02/03/2026 | Press release | Distributed by Public on 02/03/2026 09:12
According to IRU's driver shortage survey, there were 444,000 vacant truck driver positions in Europe in 2025.
Both contract and spot rates continued to rise in Q4 2025. In November 2025, retail trade volumes jumped 2.3% y-o-y across both the eurozone and the EU, according to Eurostat, following a revised 1.9% growth in October. This sustained consumer demand helps explain the uptick in contract rates, as businesses are expecting stronger demand in the upcoming months, and are locking in contracts.

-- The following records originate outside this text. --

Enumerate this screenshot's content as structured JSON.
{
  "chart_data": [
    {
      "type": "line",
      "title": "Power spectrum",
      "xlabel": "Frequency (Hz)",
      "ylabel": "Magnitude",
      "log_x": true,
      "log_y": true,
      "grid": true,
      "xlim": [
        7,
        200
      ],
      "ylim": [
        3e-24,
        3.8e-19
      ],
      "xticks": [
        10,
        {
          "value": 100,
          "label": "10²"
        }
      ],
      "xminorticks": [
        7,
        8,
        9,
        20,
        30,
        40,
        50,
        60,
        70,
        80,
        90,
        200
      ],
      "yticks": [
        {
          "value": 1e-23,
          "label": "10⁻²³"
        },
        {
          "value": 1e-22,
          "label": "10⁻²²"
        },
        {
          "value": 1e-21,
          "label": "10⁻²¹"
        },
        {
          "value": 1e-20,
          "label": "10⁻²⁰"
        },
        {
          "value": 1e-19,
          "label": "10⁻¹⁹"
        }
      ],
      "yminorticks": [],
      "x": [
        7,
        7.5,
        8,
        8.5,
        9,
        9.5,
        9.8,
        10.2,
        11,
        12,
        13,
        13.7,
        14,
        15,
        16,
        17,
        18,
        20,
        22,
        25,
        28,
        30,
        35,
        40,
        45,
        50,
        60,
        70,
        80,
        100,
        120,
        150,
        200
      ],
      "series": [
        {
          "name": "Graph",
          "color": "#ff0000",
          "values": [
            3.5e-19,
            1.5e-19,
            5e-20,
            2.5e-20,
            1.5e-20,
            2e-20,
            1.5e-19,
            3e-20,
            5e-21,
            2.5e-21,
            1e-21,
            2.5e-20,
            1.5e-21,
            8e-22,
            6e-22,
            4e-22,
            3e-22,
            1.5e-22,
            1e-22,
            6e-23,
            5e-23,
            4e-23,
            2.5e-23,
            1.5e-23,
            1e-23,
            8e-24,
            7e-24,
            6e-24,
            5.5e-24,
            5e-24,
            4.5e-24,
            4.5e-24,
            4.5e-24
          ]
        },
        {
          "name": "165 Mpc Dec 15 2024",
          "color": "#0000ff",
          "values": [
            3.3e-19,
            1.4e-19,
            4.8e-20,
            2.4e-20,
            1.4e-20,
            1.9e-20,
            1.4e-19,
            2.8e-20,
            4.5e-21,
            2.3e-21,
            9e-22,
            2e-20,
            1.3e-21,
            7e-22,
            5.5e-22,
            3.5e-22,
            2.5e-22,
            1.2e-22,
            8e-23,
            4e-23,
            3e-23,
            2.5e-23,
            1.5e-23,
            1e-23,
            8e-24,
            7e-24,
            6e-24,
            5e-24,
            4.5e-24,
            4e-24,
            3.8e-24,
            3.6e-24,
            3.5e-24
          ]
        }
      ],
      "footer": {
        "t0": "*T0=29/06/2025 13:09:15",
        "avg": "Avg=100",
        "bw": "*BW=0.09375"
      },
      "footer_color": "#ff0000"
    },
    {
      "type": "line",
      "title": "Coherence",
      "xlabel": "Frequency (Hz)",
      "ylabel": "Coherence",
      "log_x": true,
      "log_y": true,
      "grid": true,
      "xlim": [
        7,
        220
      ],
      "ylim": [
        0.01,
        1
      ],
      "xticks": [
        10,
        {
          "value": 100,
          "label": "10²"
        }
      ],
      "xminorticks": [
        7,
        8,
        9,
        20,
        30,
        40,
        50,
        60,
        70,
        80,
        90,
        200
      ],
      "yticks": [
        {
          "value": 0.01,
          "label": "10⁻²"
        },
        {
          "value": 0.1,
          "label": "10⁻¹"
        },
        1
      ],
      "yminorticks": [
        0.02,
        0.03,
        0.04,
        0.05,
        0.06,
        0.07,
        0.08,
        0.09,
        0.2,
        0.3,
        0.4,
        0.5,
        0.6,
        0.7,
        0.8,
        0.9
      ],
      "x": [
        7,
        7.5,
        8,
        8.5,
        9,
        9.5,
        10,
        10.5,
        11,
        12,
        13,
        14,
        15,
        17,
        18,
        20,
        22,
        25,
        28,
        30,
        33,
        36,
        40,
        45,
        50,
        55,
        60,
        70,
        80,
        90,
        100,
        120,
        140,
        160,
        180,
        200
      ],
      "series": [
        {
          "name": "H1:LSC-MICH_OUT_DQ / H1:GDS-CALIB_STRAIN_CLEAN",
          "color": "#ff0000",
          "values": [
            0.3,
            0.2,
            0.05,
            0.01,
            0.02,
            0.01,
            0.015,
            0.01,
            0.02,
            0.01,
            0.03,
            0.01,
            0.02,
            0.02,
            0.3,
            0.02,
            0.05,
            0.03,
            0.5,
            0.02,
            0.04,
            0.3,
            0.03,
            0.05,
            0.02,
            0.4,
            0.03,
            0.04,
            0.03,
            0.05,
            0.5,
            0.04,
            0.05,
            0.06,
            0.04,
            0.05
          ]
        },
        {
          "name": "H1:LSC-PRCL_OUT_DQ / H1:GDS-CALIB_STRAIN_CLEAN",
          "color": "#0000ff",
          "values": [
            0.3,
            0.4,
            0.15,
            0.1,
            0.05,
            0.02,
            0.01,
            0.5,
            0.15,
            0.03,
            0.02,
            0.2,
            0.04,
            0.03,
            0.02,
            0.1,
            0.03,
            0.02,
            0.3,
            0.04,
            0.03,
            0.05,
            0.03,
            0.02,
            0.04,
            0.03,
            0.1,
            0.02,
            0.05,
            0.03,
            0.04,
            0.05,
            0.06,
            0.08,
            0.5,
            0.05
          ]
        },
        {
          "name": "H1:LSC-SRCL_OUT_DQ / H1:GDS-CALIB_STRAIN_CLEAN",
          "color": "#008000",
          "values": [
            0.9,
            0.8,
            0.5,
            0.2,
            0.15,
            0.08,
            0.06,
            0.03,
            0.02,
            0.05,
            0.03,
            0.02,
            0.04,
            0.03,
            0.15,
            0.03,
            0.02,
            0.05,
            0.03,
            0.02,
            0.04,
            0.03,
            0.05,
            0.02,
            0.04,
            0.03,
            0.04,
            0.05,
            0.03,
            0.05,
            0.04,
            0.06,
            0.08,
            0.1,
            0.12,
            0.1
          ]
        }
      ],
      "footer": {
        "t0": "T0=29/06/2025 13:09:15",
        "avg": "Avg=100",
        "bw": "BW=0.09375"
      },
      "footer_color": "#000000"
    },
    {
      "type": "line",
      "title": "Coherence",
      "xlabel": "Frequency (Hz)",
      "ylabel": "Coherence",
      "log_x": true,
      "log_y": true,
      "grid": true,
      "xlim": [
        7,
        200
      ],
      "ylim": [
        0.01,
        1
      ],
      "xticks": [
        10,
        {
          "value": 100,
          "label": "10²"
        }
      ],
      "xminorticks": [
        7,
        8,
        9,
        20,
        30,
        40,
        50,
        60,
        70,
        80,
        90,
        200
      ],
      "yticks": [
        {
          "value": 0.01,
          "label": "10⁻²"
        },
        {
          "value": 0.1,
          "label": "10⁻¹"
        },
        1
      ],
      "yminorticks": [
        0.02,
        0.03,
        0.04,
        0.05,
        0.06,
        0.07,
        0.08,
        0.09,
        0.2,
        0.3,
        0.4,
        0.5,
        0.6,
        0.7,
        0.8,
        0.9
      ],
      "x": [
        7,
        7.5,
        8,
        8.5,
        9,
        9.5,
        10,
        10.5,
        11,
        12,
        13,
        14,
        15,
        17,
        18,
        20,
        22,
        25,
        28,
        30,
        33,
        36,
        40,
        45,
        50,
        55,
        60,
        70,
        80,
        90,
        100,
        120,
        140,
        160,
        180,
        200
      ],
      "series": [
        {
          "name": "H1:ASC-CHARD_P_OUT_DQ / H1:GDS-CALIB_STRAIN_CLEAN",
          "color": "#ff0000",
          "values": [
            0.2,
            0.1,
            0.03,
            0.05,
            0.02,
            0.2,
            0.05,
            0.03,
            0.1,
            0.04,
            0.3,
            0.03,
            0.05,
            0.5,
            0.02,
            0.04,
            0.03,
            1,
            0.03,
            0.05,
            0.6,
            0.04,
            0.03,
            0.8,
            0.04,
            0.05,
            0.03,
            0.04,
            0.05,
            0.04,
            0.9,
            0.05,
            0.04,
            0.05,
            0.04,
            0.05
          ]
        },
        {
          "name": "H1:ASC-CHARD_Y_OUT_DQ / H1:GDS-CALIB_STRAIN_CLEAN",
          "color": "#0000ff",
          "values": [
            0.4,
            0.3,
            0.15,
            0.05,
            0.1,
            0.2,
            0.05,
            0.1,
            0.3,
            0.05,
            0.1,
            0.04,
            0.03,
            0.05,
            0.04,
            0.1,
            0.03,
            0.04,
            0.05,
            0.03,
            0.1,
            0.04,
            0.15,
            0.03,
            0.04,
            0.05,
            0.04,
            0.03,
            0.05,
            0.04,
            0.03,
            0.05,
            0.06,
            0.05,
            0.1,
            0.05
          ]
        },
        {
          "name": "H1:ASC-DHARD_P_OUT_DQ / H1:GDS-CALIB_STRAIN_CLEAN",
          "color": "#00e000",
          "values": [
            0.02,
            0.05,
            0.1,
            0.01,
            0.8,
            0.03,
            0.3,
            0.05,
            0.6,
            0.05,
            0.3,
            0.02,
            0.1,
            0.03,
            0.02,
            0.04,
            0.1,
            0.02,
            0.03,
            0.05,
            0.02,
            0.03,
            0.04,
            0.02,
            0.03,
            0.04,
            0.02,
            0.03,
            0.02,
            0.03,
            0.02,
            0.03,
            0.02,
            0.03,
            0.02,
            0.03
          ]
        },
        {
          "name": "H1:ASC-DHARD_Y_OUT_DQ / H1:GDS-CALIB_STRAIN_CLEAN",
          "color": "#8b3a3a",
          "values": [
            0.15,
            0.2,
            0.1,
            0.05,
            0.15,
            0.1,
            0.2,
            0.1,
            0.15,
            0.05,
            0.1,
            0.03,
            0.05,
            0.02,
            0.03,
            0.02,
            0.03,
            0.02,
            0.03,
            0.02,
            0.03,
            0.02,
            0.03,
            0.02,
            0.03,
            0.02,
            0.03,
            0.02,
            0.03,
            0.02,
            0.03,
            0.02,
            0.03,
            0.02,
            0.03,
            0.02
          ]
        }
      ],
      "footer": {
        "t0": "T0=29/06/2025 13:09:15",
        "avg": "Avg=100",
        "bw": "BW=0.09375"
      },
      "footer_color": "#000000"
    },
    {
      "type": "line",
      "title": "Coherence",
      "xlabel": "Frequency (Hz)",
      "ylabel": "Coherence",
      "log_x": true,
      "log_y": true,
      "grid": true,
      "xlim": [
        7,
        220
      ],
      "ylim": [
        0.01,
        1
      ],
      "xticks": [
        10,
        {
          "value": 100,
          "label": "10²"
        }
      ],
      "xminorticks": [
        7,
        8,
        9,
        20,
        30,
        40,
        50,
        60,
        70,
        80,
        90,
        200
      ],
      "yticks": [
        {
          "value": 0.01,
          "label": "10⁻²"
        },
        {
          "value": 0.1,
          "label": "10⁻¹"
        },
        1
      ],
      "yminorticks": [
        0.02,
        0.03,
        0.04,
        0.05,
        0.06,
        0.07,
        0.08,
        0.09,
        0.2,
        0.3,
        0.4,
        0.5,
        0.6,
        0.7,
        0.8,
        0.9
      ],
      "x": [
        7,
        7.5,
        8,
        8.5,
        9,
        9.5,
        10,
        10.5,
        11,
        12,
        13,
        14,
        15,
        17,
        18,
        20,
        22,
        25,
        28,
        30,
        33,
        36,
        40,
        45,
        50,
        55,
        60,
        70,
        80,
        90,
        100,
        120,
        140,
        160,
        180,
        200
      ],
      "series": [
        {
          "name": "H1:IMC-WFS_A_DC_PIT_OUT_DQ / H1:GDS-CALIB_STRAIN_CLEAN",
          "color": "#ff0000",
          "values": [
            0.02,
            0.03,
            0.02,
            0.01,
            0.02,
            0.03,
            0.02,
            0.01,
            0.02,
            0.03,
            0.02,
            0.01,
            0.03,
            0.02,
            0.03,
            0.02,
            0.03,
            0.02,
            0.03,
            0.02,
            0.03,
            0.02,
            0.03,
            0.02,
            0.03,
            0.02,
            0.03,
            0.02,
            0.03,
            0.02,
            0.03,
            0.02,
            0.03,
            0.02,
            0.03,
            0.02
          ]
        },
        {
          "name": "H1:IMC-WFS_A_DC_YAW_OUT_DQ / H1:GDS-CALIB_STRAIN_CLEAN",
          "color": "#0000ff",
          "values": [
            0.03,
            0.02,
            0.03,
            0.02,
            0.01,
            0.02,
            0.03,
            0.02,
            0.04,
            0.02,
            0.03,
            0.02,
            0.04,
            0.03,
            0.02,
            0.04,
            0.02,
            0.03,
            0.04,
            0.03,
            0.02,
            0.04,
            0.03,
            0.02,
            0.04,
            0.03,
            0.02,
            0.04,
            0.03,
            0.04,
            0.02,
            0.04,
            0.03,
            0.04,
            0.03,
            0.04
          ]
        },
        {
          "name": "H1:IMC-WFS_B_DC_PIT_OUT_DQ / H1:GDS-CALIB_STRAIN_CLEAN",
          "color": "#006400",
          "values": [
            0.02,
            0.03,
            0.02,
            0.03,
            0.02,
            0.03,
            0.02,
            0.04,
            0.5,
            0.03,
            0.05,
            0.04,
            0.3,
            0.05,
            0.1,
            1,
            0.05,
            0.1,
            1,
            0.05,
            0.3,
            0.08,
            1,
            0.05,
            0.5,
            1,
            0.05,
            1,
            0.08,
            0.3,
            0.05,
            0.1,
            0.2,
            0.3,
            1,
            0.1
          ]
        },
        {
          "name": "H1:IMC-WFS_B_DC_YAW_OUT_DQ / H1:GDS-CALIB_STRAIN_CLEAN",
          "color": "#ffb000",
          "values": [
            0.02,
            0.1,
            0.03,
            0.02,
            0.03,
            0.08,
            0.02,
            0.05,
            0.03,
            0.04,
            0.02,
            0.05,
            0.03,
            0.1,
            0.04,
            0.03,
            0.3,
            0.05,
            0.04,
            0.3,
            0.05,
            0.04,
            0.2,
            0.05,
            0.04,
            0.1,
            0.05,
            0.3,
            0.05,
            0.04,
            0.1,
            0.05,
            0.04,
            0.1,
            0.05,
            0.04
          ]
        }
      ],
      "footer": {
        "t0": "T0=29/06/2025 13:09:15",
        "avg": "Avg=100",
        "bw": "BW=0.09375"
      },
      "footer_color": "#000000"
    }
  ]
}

Ti Head of Commercial Development Michael Clover said, "The sharp uptick in contract rates at the end of 2025 was driven by an expectation that demand will recover in 2026, causing many shippers to seek to lock in cheaper freight rates. We've seen contract rates pick up while spot rates remained stable, even during peak season, another sign that Q4 demand was quite soft despite better expectations for 2026. Given the geopolitical turbulence 2026 has started with, it will be interesting to see if the 2026 growth expectations from Q4 can be sustained."
Operating costs also added slight upwards pressure on contract rates. The cost of running a 40-tonne long-haul truck increased in Q4 2025, according to Comité National Routier data. Diesel rose 0.66% q-o-q. Driver costs increased 1.28%, up from 1.22% the previous quarter, though they're still below 2024 levels. Finance and insurance costs rose the most (4.23%). Meanwhile, new truck registrations across the EU grew 6% in Q3 2025, per ACEA, a sign that capacity is slowly increasing.
IRU Senior Director for Strategy and Development Vincent Erard said, "Last year was full of uncertainty for transport operators, as the global economy and international trade experienced significant turmoil. Despite steady road freight volumes in the EU and relatively positive industry output, operators must navigate unfamiliar market conditions while adapting to disruptive regulations, including new tolling schemes and potential fossil fuel tax increases. These uncertainties have long-term implications, such as delayed investments in new equipment, which could jeopardise future capacity. We must change how we see transport. It's not a commodity; it's a resource to nurture for a more sustainable future. To achieve this, we need to support operators with the right enabling conditions."
Looking ahead, inflation should ease to just under 2% in 2026, which is good news for purchasing power. A stronger euro and cheaper energy will help stimulate consumption, therefore putting upwards pressure on rates, though real wage growth will decelerate compared to 2025. Competitive pressure from Chinese imports might put more upwards pressure on port routes, inching rates upwards.
Southern EU countries should continue outperforming in 2026, though not as dramatically as in 2025. Slowdown is already taking place in Spain and Italy, which could translate to softer spot rate increases in those markets. Germany's economic growth is set for a considerable rebound, while France's economy is set to grow 0.9% in 2026, according to Eurostat. EU growth is expected to reach 1.4% in the upcoming year, according to the European Commission's autumn forecast, thus there could be moderate rate growth as demand recovers.
The Ti x Upply x IRU European Road Freight Sentiment Index declined by 2.0 index points to 10.7 in Q4 2025, indicating that bullish expectations for European road freight rates moderated slightly towards the end of the year, though the overall sentiment is still leaning towards an increase in rates.
Despite the q-o-q decline in the sentiment index, the majority of respondents continued to expect higher rates: "slight increase" remained the most common response, accounting for 38.2% of all answers, while expectations of a "substantial increase" rose to 11.2%. Flat rate expectations increased to 36%, suggesting limited growth in the first quarter of 2026.
Upply Chief Executive Officer Thomas Larrieu said, "Our data highlights a clear disconnect between contract and spot markets at the end of 2025. Contract rates continue to move higher, supported by forward-looking purchasing and tightening on specific key corridors, while spot pricing remains constrained as short-term demand remains limited and household caution persists. Volumes are rebounding on several major lanes, but not consistently enough to lift the spot market more broadly. Overall, the recovery remains uneven across Europe, with momentum likely to emerge first on selected corridors."